Mean cost per eval question. We track median and P95 cost separately. The mean is dominated by a small number of outlier questions that need a second retrieval pass, and the mean moves when the outlier count changes even if the cost distribution didn’t change. Median is a better summary; P95 is the one we defend on.

What runs where

Every merge to main runs a 200-question stratified subset in CI. That job finishes in about 8 minutes. It reports four metric deltas against the previous main; if any crosses a threshold — the tightest is answer faithfulness, which fails CI on a 3-point drop — the merge blocks until a human reviews.

The full 1,240-question set runs nightly on main. The nightly job produces a report that gets pasted into the engineering channel. Slow metrics we care about but don’t block on — median cost per answer, P95 draft latency, cache hit rate on entailment — land in the nightly report.

We also run the full set before every embedding or reranker change, against both the current production config and the candidate. The diff is the shipping criterion.
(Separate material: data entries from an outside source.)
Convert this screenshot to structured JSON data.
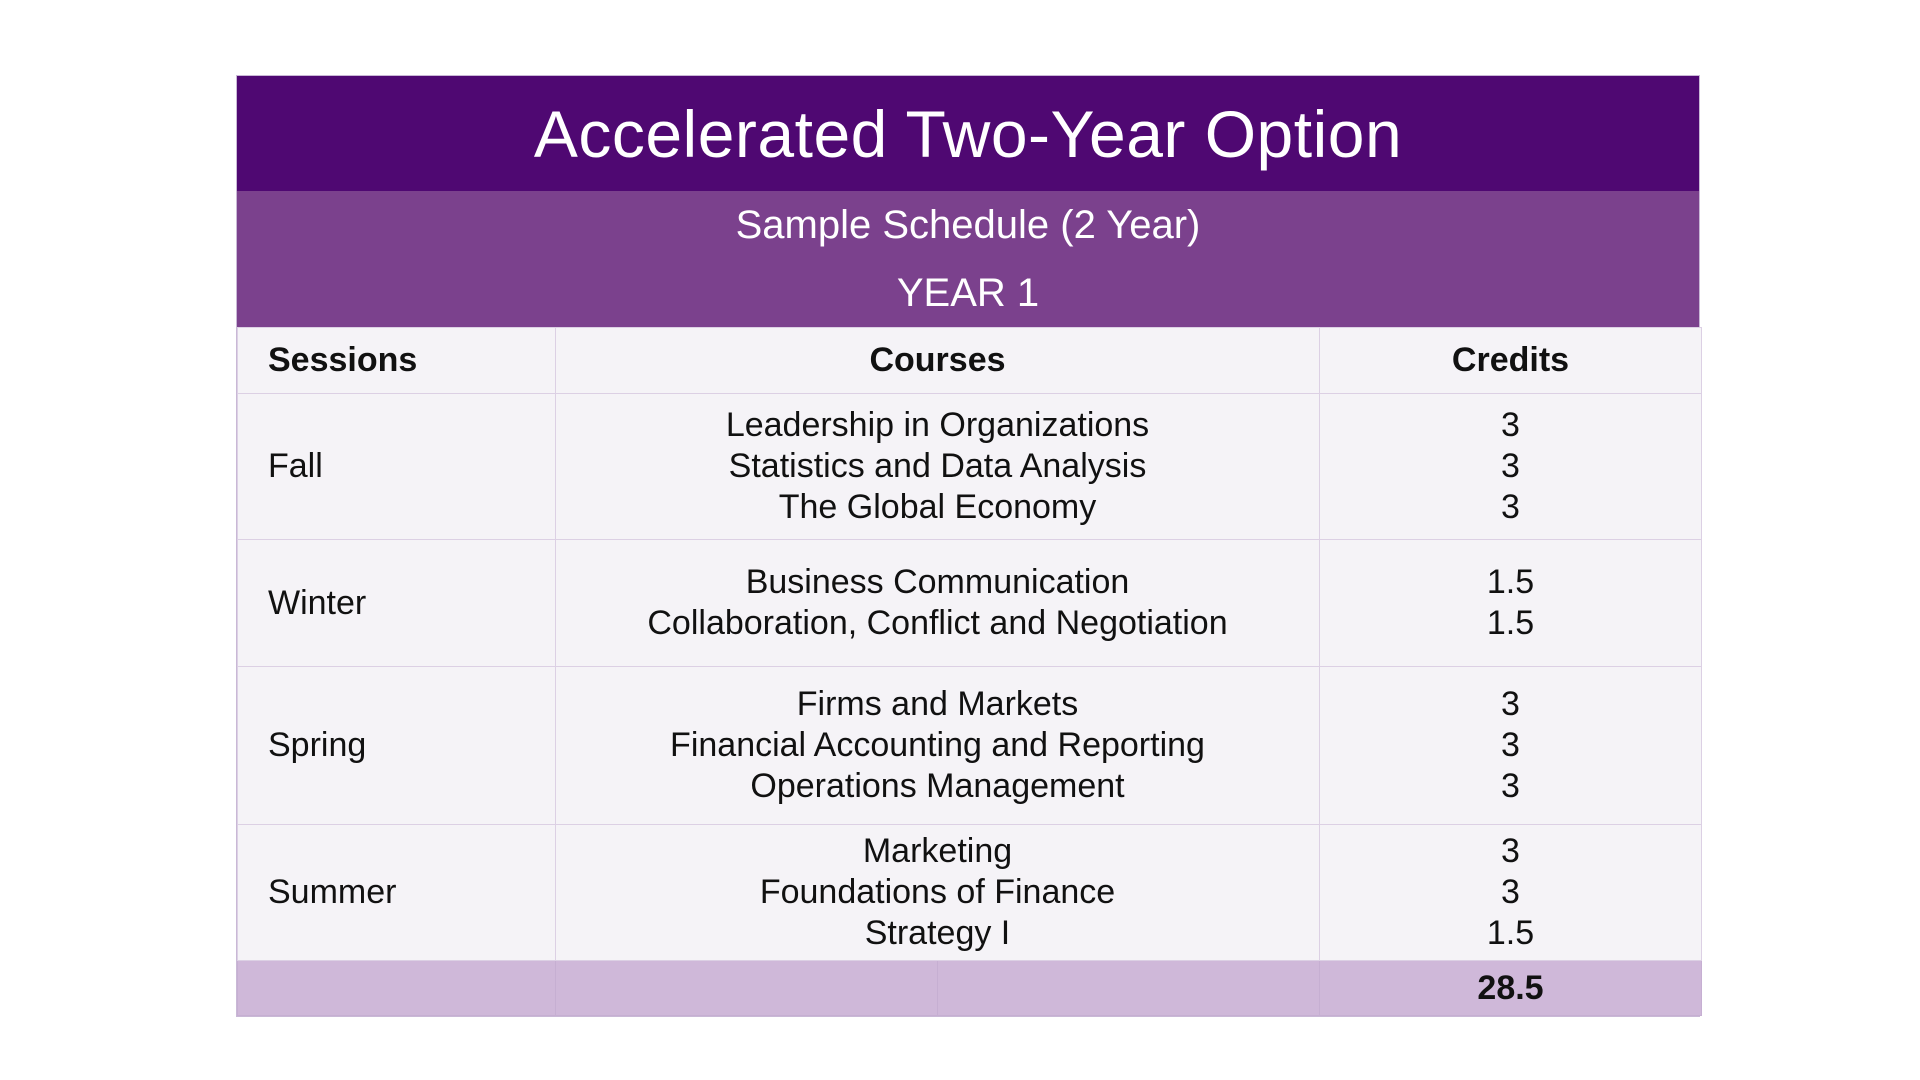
{
  "title": "Accelerated Two-Year Option",
  "subtitle": "Sample Schedule (2 Year)",
  "year_label": "YEAR 1",
  "headers": {
    "sessions": "Sessions",
    "courses": "Courses",
    "credits": "Credits"
  },
  "rows": [
    {
      "session": "Fall",
      "courses": [
        "Leadership in Organizations",
        "Statistics and Data Analysis",
        "The Global Economy"
      ],
      "credits": [
        "3",
        "3",
        "3"
      ]
    },
    {
      "session": "Winter",
      "courses": [
        "Business Communication",
        "Collaboration, Conflict and Negotiation"
      ],
      "credits": [
        "1.5",
        "1.5"
      ]
    },
    {
      "session": "Spring",
      "courses": [
        "Firms and Markets",
        "Financial Accounting and Reporting",
        "Operations Management"
      ],
      "credits": [
        "3",
        "3",
        "3"
      ]
    },
    {
      "session": "Summer",
      "courses": [
        "Marketing",
        "Foundations of Finance",
        "Strategy I"
      ],
      "credits": [
        "3",
        "3",
        "1.5"
      ]
    }
  ],
  "total_credits": "28.5",
  "colors": {
    "title_bg": "#4f0872",
    "subtitle_bg": "#7b418d",
    "total_bg": "#cfb8d9"
  }
}
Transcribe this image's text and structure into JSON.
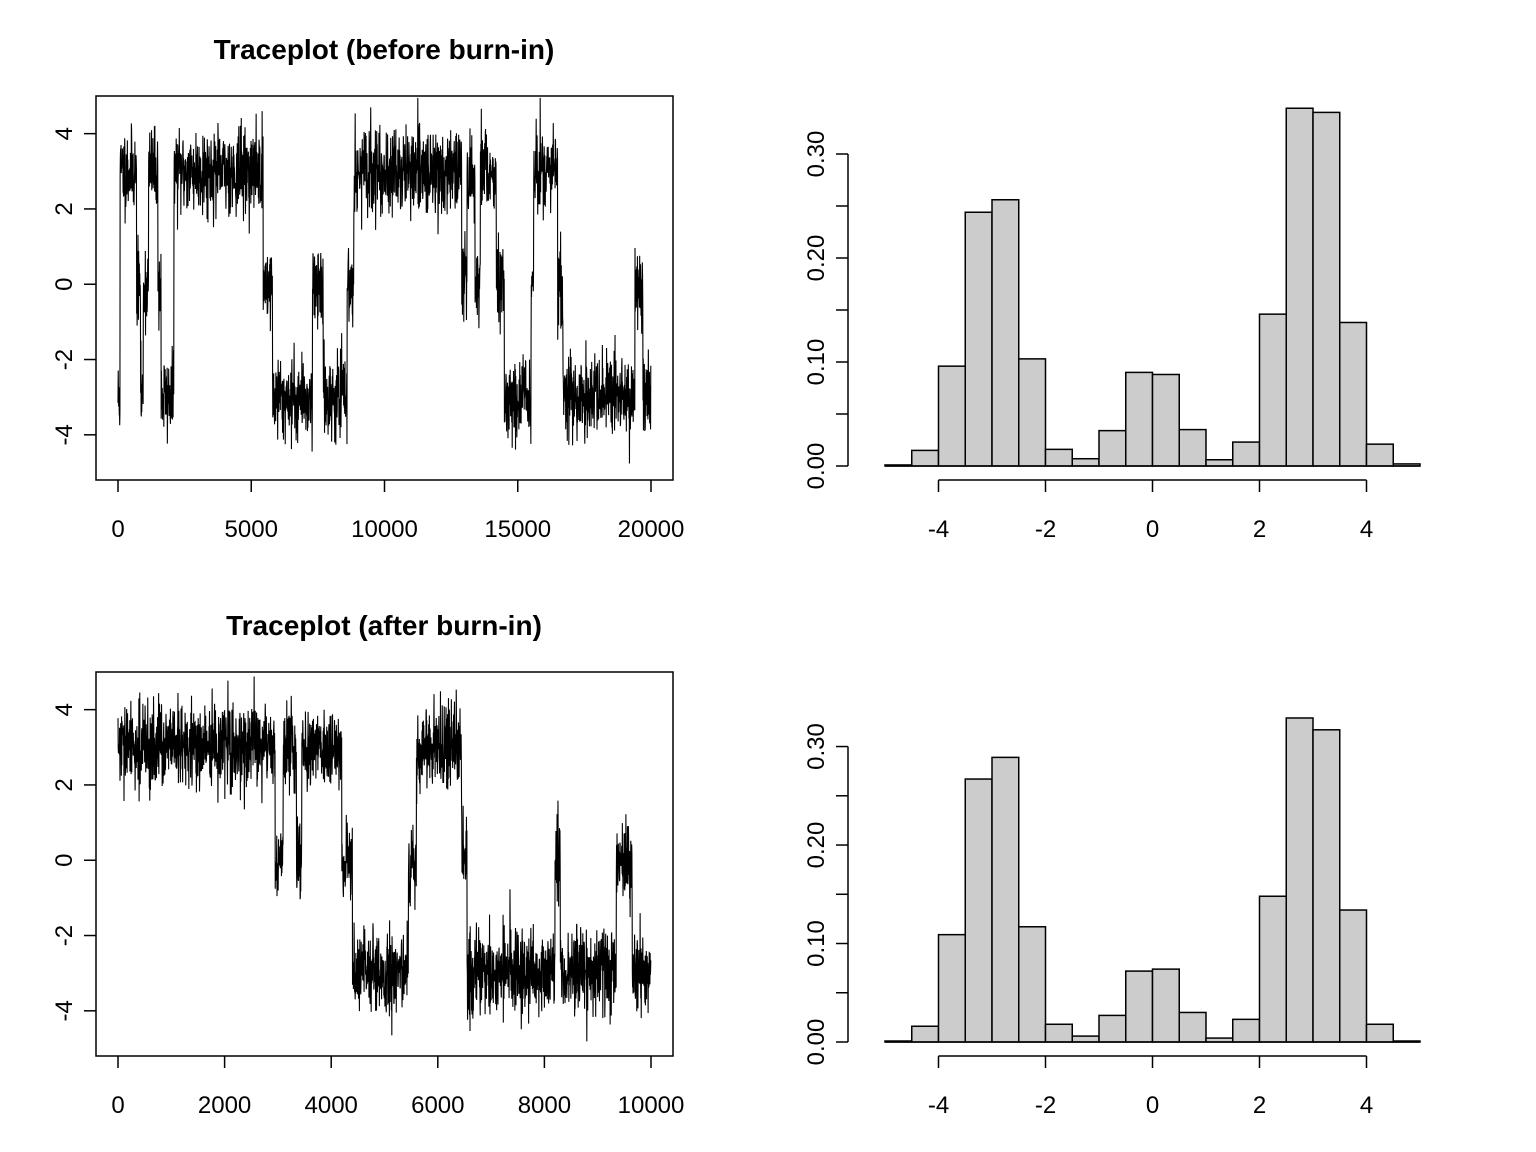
{
  "colors": {
    "bar_fill": "#cccccc",
    "line": "#000000",
    "background": "#ffffff"
  },
  "chart_data": [
    {
      "type": "line",
      "title": "Traceplot (before burn-in)",
      "xlabel": "",
      "ylabel": "",
      "xlim": [
        0,
        20000
      ],
      "ylim": [
        -5.2,
        5.0
      ],
      "x_ticks": [
        0,
        5000,
        10000,
        15000,
        20000
      ],
      "x_tick_labels": [
        "0",
        "5000",
        "10000",
        "15000",
        "20000"
      ],
      "y_ticks": [
        -4,
        -2,
        0,
        2,
        4
      ],
      "y_tick_labels": [
        "-4",
        "-2",
        "0",
        "2",
        "4"
      ],
      "noise": 0.55,
      "seed": 11,
      "segments": [
        [
          0,
          80,
          -3.0
        ],
        [
          80,
          200,
          3.0
        ],
        [
          200,
          560,
          3.0
        ],
        [
          560,
          700,
          3.0
        ],
        [
          700,
          850,
          0.0
        ],
        [
          850,
          950,
          -3.0
        ],
        [
          950,
          1150,
          0.0
        ],
        [
          1150,
          1500,
          3.0
        ],
        [
          1500,
          1620,
          0.0
        ],
        [
          1620,
          2100,
          -3.0
        ],
        [
          2100,
          5450,
          3.0
        ],
        [
          5450,
          5800,
          0.0
        ],
        [
          5800,
          7300,
          -3.0
        ],
        [
          7300,
          7700,
          0.0
        ],
        [
          7700,
          8600,
          -3.0
        ],
        [
          8600,
          8850,
          0.0
        ],
        [
          8850,
          12900,
          3.0
        ],
        [
          12900,
          13100,
          0.0
        ],
        [
          13100,
          13400,
          3.0
        ],
        [
          13400,
          13600,
          0.0
        ],
        [
          13600,
          14200,
          3.0
        ],
        [
          14200,
          14500,
          0.0
        ],
        [
          14500,
          15500,
          -3.0
        ],
        [
          15500,
          15600,
          0.0
        ],
        [
          15600,
          16500,
          3.0
        ],
        [
          16500,
          16700,
          0.0
        ],
        [
          16700,
          19400,
          -3.0
        ],
        [
          19400,
          19700,
          0.0
        ],
        [
          19700,
          20000,
          -3.0
        ]
      ]
    },
    {
      "type": "bar",
      "title": "",
      "xlabel": "",
      "ylabel": "",
      "bin_edges": [
        -5.0,
        -4.5,
        -4.0,
        -3.5,
        -3.0,
        -2.5,
        -2.0,
        -1.5,
        -1.0,
        -0.5,
        0.0,
        0.5,
        1.0,
        1.5,
        2.0,
        2.5,
        3.0,
        3.5,
        4.0,
        4.5,
        5.0
      ],
      "values": [
        0.001,
        0.015,
        0.096,
        0.244,
        0.256,
        0.103,
        0.016,
        0.007,
        0.034,
        0.09,
        0.088,
        0.035,
        0.006,
        0.023,
        0.146,
        0.344,
        0.34,
        0.138,
        0.021,
        0.002
      ],
      "xlim": [
        -5.0,
        5.0
      ],
      "ylim": [
        0,
        0.35
      ],
      "x_ticks": [
        -4,
        -2,
        0,
        2,
        4
      ],
      "x_tick_labels": [
        "-4",
        "-2",
        "0",
        "2",
        "4"
      ],
      "y_ticks": [
        0.0,
        0.05,
        0.1,
        0.15,
        0.2,
        0.25,
        0.3
      ],
      "y_tick_labels": [
        "0.00",
        "",
        "0.10",
        "",
        "0.20",
        "",
        "0.30"
      ]
    },
    {
      "type": "line",
      "title": "Traceplot (after burn-in)",
      "xlabel": "",
      "ylabel": "",
      "xlim": [
        0,
        10000
      ],
      "ylim": [
        -5.2,
        5.0
      ],
      "x_ticks": [
        0,
        2000,
        4000,
        6000,
        8000,
        10000
      ],
      "x_tick_labels": [
        "0",
        "2000",
        "4000",
        "6000",
        "8000",
        "10000"
      ],
      "y_ticks": [
        -4,
        -2,
        0,
        2,
        4
      ],
      "y_tick_labels": [
        "-4",
        "-2",
        "0",
        "2",
        "4"
      ],
      "noise": 0.55,
      "seed": 29,
      "segments": [
        [
          0,
          2950,
          3.0
        ],
        [
          2950,
          3100,
          0.0
        ],
        [
          3100,
          3350,
          3.0
        ],
        [
          3350,
          3450,
          0.0
        ],
        [
          3450,
          4200,
          3.0
        ],
        [
          4200,
          4400,
          0.0
        ],
        [
          4400,
          5450,
          -3.0
        ],
        [
          5450,
          5600,
          0.0
        ],
        [
          5600,
          6450,
          3.0
        ],
        [
          6450,
          6550,
          0.0
        ],
        [
          6550,
          8200,
          -3.0
        ],
        [
          8200,
          8300,
          0.0
        ],
        [
          8300,
          9350,
          -3.0
        ],
        [
          9350,
          9650,
          0.0
        ],
        [
          9650,
          10000,
          -3.0
        ]
      ]
    },
    {
      "type": "bar",
      "title": "",
      "xlabel": "",
      "ylabel": "",
      "bin_edges": [
        -5.0,
        -4.5,
        -4.0,
        -3.5,
        -3.0,
        -2.5,
        -2.0,
        -1.5,
        -1.0,
        -0.5,
        0.0,
        0.5,
        1.0,
        1.5,
        2.0,
        2.5,
        3.0,
        3.5,
        4.0,
        4.5,
        5.0
      ],
      "values": [
        0.001,
        0.016,
        0.109,
        0.267,
        0.289,
        0.117,
        0.018,
        0.006,
        0.027,
        0.072,
        0.074,
        0.03,
        0.004,
        0.023,
        0.148,
        0.329,
        0.317,
        0.134,
        0.018,
        0.001
      ],
      "xlim": [
        -5.0,
        5.0
      ],
      "ylim": [
        0,
        0.33
      ],
      "x_ticks": [
        -4,
        -2,
        0,
        2,
        4
      ],
      "x_tick_labels": [
        "-4",
        "-2",
        "0",
        "2",
        "4"
      ],
      "y_ticks": [
        0.0,
        0.05,
        0.1,
        0.15,
        0.2,
        0.25,
        0.3
      ],
      "y_tick_labels": [
        "0.00",
        "",
        "0.10",
        "",
        "0.20",
        "",
        "0.30"
      ]
    }
  ]
}
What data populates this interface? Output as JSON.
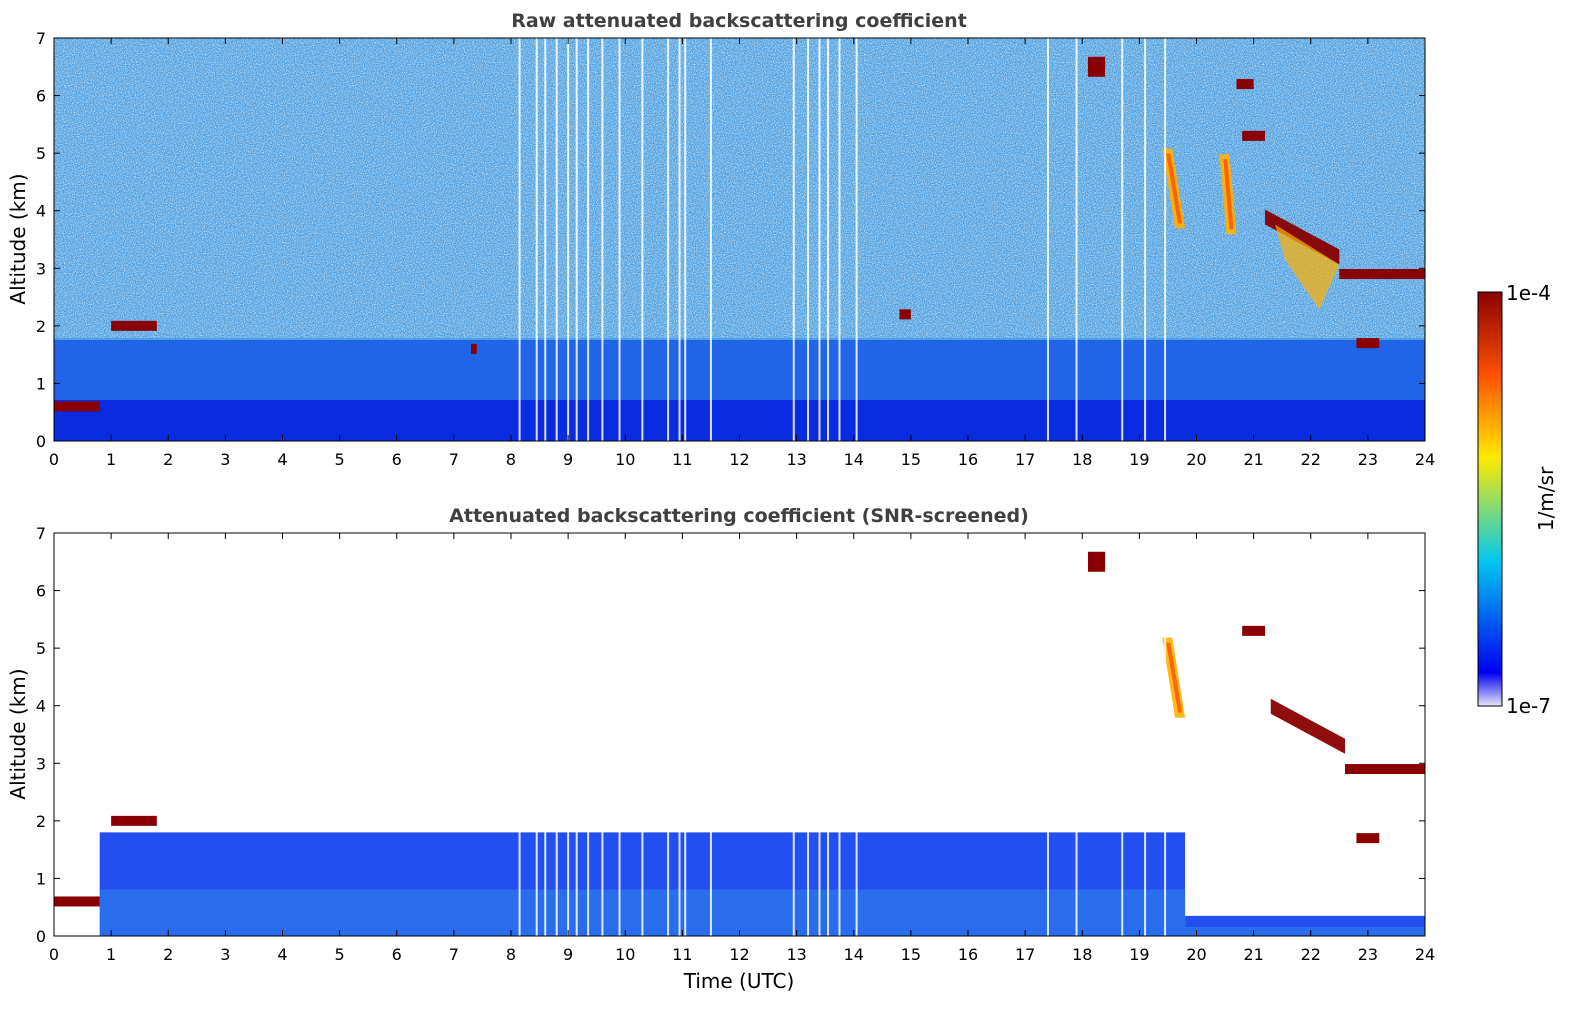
{
  "chart_data": [
    {
      "type": "heatmap",
      "title": "Raw attenuated backscattering coefficient",
      "xlabel": "",
      "ylabel": "Altitude (km)",
      "xlim": [
        0,
        24
      ],
      "ylim": [
        0,
        7
      ],
      "x_ticks": [
        "0",
        "1",
        "2",
        "3",
        "4",
        "5",
        "6",
        "7",
        "8",
        "9",
        "10",
        "11",
        "12",
        "13",
        "14",
        "15",
        "16",
        "17",
        "18",
        "19",
        "20",
        "21",
        "22",
        "23",
        "24"
      ],
      "y_ticks": [
        "0",
        "1",
        "2",
        "3",
        "4",
        "5",
        "6",
        "7"
      ],
      "features": [
        {
          "feature": "low cloud layer",
          "time_start": 0.0,
          "time_end": 0.8,
          "altitude_km": 0.6,
          "level": "max"
        },
        {
          "feature": "cloud layer",
          "time_start": 1.0,
          "time_end": 1.8,
          "altitude_km": 2.0,
          "level": "max"
        },
        {
          "feature": "cloud patch",
          "time_start": 7.3,
          "time_end": 7.4,
          "altitude_km": 1.6,
          "level": "max"
        },
        {
          "feature": "cloud patch",
          "time_start": 14.8,
          "time_end": 15.0,
          "altitude_km": 2.2,
          "level": "max"
        },
        {
          "feature": "high cloud",
          "time_start": 18.1,
          "time_end": 18.4,
          "altitude_km": 6.5,
          "level": "max"
        },
        {
          "feature": "cloud",
          "time_start": 20.7,
          "time_end": 21.0,
          "altitude_km": 6.2,
          "level": "max"
        },
        {
          "feature": "cloud",
          "time_start": 20.8,
          "time_end": 21.2,
          "altitude_km": 5.3,
          "level": "max"
        },
        {
          "feature": "precipitation streak",
          "time_start": 19.4,
          "time_end": 19.8,
          "altitude_km": 4.3,
          "level": "high"
        },
        {
          "feature": "precipitation streak",
          "time_start": 20.4,
          "time_end": 20.7,
          "altitude_km": 4.2,
          "level": "high"
        },
        {
          "feature": "descending cloud layer",
          "time_start": 21.2,
          "time_end": 22.5,
          "altitude_km": 3.5,
          "level": "max"
        },
        {
          "feature": "cloud layer",
          "time_start": 22.5,
          "time_end": 24.0,
          "altitude_km": 2.9,
          "level": "max"
        },
        {
          "feature": "cloud layer",
          "time_start": 22.8,
          "time_end": 23.2,
          "altitude_km": 1.7,
          "level": "max"
        }
      ]
    },
    {
      "type": "heatmap",
      "title": "Attenuated backscattering coefficient (SNR-screened)",
      "xlabel": "Time (UTC)",
      "ylabel": "Altitude (km)",
      "xlim": [
        0,
        24
      ],
      "ylim": [
        0,
        7
      ],
      "x_ticks": [
        "0",
        "1",
        "2",
        "3",
        "4",
        "5",
        "6",
        "7",
        "8",
        "9",
        "10",
        "11",
        "12",
        "13",
        "14",
        "15",
        "16",
        "17",
        "18",
        "19",
        "20",
        "21",
        "22",
        "23",
        "24"
      ],
      "y_ticks": [
        "0",
        "1",
        "2",
        "3",
        "4",
        "5",
        "6",
        "7"
      ],
      "features": [
        {
          "feature": "boundary layer",
          "time_start": 0.8,
          "time_end": 19.8,
          "altitude_km": 1.8,
          "level": "low"
        },
        {
          "feature": "residual layer",
          "time_start": 19.8,
          "time_end": 24.0,
          "altitude_km": 0.35,
          "level": "low"
        },
        {
          "feature": "low cloud layer",
          "time_start": 0.0,
          "time_end": 0.8,
          "altitude_km": 0.6,
          "level": "max"
        },
        {
          "feature": "cloud layer",
          "time_start": 1.0,
          "time_end": 1.8,
          "altitude_km": 2.0,
          "level": "max"
        },
        {
          "feature": "high cloud",
          "time_start": 18.1,
          "time_end": 18.4,
          "altitude_km": 6.5,
          "level": "max"
        },
        {
          "feature": "precipitation streak",
          "time_start": 19.4,
          "time_end": 19.8,
          "altitude_km": 4.4,
          "level": "high"
        },
        {
          "feature": "cloud",
          "time_start": 20.8,
          "time_end": 21.2,
          "altitude_km": 5.3,
          "level": "max"
        },
        {
          "feature": "descending cloud layer",
          "time_start": 21.3,
          "time_end": 22.6,
          "altitude_km": 3.6,
          "level": "max"
        },
        {
          "feature": "cloud layer",
          "time_start": 22.6,
          "time_end": 24.0,
          "altitude_km": 2.9,
          "level": "max"
        },
        {
          "feature": "cloud layer",
          "time_start": 22.8,
          "time_end": 23.2,
          "altitude_km": 1.7,
          "level": "max"
        }
      ]
    }
  ],
  "colorbar": {
    "label": "1/m/sr",
    "min_label": "1e-7",
    "max_label": "1e-4",
    "colors": [
      "#e6e6f8",
      "#0000f0",
      "#00c8f0",
      "#ffea00",
      "#ff5000",
      "#8a0000"
    ]
  }
}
We wrote about the protocol in retrieval evaluation part 2.

Open question

The pooled eval set treats all corpora as equally important. That’s fine as a first-pass measurement and wrong as a customer-facing one. A civic-procurement vendor doesn’t care about our healthcare-corpus recall, and vice versa. We’re working on a per-tenant eval slice that lets a customer annotate 40 questions against their own KB and get metrics back specific to their workload. Scoped, not yet shipped. More on this in the pillar post on Thursday.